Windows XP, le mort-vivant

Dans une logique commerciale et marketing, Windows XP ne devrait plus exister, c’est le vétéran de ce test. Imaginez qu’à sa sortie des cartons en octobre 2001, ses compétiteurs étaient :

  • Macintosh OS 9.2.2 en décembre 2001 (dernière itération d’une longue lignée),
  • Macintosh OS X 10.1 en septembre 2001,
  • Red Hat 6.2 en 2000,
  • OpenBSD 3.0 en décembre 2001,
  • Debian 2.2 en aout 2000,
  • Solaris 9 en 2001.

Comme souvent en informatique, son géniteur fut tenté par un infanticide en juillet 2008. Par un subterfuge que seul le virtuel permet, Windows XP a évité le couperet plusieurs fois de suite, renaissant sans cesse, telle une hydre régénérée par les demandes du marché.

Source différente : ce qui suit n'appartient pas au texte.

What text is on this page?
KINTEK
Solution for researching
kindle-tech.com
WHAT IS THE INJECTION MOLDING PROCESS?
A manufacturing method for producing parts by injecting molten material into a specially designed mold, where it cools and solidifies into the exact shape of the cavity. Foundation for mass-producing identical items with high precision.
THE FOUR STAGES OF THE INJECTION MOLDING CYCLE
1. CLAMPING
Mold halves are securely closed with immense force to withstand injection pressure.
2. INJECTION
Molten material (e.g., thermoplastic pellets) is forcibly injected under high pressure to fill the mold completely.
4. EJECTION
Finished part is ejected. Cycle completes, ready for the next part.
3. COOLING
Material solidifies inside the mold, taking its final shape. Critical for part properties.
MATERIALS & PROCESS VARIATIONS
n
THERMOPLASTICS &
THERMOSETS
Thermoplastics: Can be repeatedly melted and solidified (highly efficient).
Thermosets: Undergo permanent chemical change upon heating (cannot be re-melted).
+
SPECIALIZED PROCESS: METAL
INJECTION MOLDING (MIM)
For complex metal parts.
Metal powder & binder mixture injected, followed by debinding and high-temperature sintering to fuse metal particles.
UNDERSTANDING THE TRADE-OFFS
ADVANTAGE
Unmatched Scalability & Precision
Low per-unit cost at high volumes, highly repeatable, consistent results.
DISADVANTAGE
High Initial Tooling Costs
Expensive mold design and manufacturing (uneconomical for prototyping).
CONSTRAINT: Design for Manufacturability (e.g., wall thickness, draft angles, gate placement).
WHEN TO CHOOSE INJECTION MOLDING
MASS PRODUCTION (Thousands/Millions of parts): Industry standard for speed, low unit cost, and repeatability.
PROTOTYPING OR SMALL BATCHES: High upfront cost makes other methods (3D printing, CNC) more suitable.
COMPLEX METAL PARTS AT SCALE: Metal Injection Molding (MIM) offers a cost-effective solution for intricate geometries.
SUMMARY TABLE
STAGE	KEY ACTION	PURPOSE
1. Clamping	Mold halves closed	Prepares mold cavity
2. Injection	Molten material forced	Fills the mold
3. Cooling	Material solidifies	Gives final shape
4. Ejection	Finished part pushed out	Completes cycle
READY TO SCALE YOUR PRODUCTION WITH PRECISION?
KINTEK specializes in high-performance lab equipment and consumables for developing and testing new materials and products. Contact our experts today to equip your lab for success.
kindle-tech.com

Maintenant, la mise à mort est prévue en juillet 2009 (et la fin de son support en 2014).
Si Windows XP accuse le poids de son âge (8 ans), il reste un compétiteur sérieux du monde informatique. En particulier, sa bibliothèque d’applications professionnelles est presque sans égal et continue à être un point de passage obligé. Par exemple en CFAO mécanique, son utilisation est quasi obligatoire, même quand le constructeur IBM-Dassault a signé un accord stratégique avec Microsoft pour son incorporation dans Vista.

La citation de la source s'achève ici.